Raphaël Enthoven : Les Conspirateurs du silence de Marylin Maeso, le genre de livre qui vous rend la foi dans l'humanité. Voyage au bout de la nuit, le genre de livre qui vous l'enlève à tout jamais. Et La Force majeure de Clément Rosset, le genre de livre qui se demande pourquoi il faut en passer par Dieu pour avoir la foi.

Quel rapport entretenez-vous avec les livres de votre bibliothèque, plutôt fétichiste ou prêt à les maltraiter ?

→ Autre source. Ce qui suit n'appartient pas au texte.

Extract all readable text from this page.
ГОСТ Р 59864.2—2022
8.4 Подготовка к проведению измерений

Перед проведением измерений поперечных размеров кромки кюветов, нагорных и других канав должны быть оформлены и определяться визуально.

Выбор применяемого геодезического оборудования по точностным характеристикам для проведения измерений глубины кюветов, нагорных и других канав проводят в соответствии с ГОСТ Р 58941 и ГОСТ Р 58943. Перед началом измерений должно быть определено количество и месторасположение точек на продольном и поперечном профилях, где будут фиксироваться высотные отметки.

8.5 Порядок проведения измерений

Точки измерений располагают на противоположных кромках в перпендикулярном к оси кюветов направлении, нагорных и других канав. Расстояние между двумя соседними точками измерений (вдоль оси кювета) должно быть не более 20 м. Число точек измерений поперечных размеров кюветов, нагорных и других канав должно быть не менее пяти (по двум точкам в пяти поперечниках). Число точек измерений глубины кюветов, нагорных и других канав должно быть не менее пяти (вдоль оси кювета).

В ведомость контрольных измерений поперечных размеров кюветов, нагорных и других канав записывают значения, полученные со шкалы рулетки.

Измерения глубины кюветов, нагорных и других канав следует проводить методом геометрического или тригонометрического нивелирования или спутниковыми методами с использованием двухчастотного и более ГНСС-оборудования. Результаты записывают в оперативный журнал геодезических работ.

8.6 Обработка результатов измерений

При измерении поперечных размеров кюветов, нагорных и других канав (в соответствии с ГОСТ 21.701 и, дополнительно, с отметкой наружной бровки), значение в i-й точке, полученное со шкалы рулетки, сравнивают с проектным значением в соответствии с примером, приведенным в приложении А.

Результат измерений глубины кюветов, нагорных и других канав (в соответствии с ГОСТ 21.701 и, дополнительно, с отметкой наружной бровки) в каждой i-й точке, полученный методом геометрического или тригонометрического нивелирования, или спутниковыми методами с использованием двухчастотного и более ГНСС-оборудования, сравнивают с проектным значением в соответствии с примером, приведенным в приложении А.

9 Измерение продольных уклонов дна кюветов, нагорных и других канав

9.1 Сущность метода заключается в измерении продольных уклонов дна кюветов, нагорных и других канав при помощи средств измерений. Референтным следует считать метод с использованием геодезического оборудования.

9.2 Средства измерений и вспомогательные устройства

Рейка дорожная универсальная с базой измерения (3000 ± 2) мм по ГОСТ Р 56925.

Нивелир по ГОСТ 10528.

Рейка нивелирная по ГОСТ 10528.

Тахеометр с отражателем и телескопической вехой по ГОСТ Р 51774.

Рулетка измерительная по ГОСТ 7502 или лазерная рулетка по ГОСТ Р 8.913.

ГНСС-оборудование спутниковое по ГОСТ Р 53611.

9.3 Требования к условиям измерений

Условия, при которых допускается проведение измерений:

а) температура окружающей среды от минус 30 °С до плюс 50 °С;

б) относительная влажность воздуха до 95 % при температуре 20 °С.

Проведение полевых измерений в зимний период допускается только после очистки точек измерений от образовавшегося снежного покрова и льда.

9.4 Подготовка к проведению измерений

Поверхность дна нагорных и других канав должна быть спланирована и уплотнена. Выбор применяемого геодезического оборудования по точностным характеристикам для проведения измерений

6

Fétichisme de la maltraitance. J'écris dessus. Mes livres sont des cahiers. Et plus j'y note des trucs, plus le texte me saute aux yeux. Non parce que mes notes l'éclairent, mais parce qu'elles l'habillent. Un bon livre, un livre vivant, est un livre qu'on a truffé d'annotations, de renvois et d'intuitions… Cela dit, il serait faux de dire que ça les endommage. Les phrases qu'on écrit sur un livre ne l'effritent pas, au contraire. Elles sont au livre ce qu'une patine est à la commode.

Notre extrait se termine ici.